Saturday, November 14, 2009
new color, new dimension, new value
When the drugs are gone, and the air is silent, it comes.
I close my eyes, get really still, and soon I can sense your presence.
Today I caught myself just standing in the foyer, looking at the desk in the living room. Six months ago, I’d wake up on any given Sunday morning to find you there, already logged onto the New York Times website, intensely studying the week’s latest marriage announcements.
You’d show me the ones you liked the best, and talk about how ours would be so much better. I would just laugh nervously and ask where you wanted to go for breakfast. You would just smile and tell me to hold on a minute. You weren’t done reading yet.
I stood there long enough until I became overwhelmed at the memory. I can’t even imagine what I would do if you were here with me now.
If I could ever find a way to coerce you back into this chair. I would wrap my arms around you and tell you that I loved you. I would kiss you gently on the cheek and tickle the back of your neck. Instead of going to some stupid restaurant, I would cook you something really good for breakfast that would be way better. Afterwards, we’d walk to the coffee shop and have a drink. Then we’d come back here and get back into bed to take a nap. When we awoke, I’d kiss you all over before we leisurely made love for the rest of the afternoon.

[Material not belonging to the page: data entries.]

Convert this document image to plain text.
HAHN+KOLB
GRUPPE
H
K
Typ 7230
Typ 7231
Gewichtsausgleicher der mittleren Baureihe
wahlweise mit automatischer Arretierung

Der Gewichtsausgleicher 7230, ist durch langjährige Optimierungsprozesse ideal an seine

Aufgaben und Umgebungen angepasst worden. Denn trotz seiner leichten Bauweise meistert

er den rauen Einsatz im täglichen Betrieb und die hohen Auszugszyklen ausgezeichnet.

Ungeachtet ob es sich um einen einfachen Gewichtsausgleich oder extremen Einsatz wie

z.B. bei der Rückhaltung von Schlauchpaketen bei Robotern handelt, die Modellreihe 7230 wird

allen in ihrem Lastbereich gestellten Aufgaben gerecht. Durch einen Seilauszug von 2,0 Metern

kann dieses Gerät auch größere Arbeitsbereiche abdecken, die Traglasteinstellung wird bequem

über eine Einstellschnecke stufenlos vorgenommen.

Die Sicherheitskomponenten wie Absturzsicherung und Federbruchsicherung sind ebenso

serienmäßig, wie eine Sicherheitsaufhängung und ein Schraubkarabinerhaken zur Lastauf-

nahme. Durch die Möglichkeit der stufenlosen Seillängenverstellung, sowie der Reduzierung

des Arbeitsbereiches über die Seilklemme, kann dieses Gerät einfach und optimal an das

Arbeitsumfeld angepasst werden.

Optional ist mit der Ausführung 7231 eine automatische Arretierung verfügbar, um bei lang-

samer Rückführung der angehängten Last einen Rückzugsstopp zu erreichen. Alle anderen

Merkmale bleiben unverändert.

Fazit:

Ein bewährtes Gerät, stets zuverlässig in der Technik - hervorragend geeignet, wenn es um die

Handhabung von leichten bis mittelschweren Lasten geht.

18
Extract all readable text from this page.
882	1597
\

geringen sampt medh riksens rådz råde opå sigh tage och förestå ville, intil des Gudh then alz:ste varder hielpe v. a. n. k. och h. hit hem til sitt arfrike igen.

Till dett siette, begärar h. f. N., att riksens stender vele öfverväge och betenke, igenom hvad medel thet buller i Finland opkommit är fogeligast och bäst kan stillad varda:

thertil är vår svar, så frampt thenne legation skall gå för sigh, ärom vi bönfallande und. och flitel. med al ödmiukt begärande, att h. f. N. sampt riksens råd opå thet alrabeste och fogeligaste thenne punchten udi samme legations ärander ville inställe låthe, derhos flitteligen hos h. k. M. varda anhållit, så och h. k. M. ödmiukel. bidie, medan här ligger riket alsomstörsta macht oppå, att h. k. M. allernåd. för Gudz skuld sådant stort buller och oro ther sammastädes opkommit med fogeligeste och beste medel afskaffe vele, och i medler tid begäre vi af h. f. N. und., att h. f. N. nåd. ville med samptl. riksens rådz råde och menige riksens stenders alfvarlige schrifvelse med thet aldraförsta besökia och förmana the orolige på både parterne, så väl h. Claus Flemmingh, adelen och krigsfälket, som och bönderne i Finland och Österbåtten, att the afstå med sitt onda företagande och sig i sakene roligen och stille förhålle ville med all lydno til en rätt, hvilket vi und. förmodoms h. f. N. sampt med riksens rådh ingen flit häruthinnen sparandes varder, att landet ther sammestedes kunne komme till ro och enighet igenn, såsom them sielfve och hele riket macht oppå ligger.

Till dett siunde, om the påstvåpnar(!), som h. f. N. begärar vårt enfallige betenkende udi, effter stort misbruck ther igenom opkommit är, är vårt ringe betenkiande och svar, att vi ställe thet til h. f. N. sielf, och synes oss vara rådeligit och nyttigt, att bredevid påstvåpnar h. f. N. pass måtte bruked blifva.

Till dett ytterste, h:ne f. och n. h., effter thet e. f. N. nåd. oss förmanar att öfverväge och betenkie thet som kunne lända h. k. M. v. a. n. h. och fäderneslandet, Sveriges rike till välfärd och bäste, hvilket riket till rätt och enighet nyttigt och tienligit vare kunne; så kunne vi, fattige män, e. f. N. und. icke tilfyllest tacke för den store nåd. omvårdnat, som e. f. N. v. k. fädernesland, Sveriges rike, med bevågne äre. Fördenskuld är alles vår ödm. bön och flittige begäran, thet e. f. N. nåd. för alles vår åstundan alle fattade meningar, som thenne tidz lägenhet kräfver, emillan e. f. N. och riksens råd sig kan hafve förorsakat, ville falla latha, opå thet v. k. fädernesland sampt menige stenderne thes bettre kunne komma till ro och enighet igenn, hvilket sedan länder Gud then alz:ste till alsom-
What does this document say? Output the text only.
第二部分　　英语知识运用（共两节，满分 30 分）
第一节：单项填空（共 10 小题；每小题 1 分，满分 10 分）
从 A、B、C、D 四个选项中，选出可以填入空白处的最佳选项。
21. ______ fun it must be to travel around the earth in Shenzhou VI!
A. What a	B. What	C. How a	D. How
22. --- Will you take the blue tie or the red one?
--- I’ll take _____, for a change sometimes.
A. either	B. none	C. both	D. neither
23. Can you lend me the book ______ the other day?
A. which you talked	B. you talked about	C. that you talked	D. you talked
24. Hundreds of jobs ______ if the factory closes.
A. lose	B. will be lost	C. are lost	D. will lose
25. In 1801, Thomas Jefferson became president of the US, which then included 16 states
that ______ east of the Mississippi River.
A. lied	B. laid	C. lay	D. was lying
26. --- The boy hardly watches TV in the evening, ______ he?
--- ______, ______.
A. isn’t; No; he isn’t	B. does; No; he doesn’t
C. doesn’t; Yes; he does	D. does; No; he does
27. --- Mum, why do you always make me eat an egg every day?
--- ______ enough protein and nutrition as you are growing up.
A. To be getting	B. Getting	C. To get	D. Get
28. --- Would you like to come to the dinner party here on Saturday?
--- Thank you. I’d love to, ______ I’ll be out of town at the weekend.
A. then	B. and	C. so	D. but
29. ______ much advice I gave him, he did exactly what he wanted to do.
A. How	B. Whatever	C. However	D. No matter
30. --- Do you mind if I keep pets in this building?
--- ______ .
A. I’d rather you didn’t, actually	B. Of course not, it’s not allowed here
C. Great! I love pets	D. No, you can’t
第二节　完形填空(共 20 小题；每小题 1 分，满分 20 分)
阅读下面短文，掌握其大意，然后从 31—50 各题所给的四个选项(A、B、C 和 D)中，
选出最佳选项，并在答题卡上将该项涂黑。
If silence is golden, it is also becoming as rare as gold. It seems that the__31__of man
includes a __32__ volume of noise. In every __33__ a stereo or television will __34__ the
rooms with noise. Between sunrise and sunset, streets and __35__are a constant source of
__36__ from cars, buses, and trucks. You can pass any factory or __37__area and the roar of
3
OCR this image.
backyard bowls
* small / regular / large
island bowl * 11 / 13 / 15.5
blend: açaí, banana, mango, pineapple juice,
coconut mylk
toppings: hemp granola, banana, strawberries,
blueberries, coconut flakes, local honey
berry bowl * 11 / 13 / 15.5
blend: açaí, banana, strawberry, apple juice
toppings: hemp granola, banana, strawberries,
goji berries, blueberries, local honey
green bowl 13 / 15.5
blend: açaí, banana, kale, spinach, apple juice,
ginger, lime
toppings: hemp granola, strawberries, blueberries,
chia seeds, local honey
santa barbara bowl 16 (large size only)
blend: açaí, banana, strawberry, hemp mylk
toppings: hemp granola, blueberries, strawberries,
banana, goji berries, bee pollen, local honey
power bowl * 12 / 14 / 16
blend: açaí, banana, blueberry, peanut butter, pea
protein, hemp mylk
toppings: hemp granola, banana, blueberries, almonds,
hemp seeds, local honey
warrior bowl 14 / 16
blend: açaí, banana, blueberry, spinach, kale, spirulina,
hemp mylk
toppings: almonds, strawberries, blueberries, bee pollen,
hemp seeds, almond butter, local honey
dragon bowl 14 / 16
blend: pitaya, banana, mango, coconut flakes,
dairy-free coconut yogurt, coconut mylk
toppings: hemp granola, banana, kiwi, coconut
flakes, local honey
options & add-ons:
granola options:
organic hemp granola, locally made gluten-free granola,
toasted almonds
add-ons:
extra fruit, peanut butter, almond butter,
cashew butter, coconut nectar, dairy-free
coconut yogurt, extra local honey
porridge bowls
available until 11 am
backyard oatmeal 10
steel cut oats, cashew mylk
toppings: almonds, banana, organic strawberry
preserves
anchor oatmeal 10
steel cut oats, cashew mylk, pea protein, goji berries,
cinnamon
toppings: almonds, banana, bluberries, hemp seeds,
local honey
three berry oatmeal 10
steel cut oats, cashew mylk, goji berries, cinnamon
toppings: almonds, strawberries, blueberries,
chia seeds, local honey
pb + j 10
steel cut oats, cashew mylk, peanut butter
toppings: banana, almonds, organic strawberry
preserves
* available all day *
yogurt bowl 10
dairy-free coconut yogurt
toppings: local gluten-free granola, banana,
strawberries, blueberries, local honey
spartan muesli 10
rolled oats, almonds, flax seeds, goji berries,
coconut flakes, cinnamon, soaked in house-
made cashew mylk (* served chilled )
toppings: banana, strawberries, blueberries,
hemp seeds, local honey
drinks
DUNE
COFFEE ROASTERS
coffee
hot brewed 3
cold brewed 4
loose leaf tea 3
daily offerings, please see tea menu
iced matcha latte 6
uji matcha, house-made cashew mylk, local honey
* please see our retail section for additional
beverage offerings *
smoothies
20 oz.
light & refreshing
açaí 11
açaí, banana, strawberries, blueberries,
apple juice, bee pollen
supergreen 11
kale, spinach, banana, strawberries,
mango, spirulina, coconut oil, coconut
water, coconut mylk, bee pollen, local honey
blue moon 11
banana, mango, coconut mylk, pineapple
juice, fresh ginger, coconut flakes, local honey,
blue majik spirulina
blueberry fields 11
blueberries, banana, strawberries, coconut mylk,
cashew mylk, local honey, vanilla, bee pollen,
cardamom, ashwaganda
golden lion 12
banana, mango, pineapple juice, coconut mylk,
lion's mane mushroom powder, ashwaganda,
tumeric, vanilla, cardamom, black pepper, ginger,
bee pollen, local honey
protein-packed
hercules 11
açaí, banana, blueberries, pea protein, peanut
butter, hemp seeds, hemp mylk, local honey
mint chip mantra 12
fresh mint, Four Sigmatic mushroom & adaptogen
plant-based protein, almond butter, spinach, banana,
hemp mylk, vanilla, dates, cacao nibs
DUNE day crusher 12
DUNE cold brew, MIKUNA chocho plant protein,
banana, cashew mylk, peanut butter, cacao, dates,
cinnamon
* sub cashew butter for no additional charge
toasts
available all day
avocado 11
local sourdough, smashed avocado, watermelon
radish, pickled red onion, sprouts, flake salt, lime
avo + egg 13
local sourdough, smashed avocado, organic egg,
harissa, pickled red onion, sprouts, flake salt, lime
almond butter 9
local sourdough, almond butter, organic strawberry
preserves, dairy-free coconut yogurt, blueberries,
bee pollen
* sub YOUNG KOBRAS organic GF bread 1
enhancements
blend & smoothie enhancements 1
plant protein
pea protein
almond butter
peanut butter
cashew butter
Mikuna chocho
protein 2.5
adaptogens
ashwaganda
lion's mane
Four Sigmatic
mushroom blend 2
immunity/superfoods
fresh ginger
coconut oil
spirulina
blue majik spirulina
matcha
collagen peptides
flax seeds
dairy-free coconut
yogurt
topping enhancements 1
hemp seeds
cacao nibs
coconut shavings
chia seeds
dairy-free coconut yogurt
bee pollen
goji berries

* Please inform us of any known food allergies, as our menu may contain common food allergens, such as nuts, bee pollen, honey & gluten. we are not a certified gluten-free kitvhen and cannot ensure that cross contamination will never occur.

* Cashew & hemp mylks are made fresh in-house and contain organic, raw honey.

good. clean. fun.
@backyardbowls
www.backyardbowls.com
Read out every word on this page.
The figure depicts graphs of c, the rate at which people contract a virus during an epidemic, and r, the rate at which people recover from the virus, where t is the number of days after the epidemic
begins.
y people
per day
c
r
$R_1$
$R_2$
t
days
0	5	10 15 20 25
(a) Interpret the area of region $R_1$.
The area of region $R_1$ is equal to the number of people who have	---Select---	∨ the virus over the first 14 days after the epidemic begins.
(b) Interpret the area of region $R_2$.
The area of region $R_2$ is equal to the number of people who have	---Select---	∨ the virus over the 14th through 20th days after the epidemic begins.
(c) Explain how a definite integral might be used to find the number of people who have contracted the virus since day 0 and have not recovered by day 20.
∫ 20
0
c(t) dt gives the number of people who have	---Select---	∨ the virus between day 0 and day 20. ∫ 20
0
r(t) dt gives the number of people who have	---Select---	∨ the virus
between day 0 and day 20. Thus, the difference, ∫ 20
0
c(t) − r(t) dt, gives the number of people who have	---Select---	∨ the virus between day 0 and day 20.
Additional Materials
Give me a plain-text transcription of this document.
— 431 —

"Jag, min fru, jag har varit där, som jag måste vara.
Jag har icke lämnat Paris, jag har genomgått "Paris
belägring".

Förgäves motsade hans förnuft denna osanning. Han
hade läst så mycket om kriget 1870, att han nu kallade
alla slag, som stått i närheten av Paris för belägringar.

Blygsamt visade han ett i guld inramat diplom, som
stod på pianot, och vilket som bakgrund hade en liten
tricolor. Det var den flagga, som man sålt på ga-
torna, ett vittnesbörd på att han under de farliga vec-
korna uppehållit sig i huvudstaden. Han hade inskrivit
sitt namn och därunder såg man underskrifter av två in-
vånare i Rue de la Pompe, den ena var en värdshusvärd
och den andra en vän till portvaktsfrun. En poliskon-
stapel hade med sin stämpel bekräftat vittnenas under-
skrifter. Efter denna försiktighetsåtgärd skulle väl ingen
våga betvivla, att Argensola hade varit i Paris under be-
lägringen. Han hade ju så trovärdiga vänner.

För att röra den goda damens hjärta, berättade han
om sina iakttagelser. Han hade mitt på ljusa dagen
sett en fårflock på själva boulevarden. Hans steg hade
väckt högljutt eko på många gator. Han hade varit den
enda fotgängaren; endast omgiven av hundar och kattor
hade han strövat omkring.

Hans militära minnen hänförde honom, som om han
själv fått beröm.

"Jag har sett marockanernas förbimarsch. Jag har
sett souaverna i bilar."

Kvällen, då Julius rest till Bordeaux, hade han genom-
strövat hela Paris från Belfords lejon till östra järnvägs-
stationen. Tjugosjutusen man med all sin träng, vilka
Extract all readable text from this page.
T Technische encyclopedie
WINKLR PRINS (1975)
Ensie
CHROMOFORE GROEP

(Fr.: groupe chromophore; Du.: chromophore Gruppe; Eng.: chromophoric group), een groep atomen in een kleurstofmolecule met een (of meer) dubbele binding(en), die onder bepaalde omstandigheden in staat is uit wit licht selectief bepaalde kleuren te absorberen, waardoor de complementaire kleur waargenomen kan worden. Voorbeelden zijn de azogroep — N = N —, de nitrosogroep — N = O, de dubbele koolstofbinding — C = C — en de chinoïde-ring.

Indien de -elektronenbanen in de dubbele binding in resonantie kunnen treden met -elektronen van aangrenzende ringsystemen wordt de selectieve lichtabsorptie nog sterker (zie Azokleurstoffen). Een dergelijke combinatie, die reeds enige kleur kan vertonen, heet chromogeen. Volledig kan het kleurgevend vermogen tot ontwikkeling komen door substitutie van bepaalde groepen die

All the while, I’d think of the perfect way to ask you to marry me. Maybe we could go on a trip somewhere special. Or just take a ride up the coast to Ojai, maybe spend a couple of nights in Wine Country.
I would wait until the perfect moment to get down on one knee and ask you to spend the rest of your life with me. We could start our own family, go somewhere so far away from all of this nonsense. Have a yard and a porch where we could watch our love take root and grow into a dreamy magical forest we could call 'home.'
In a perfect world, you would say yes, yes, yes, a million times yes.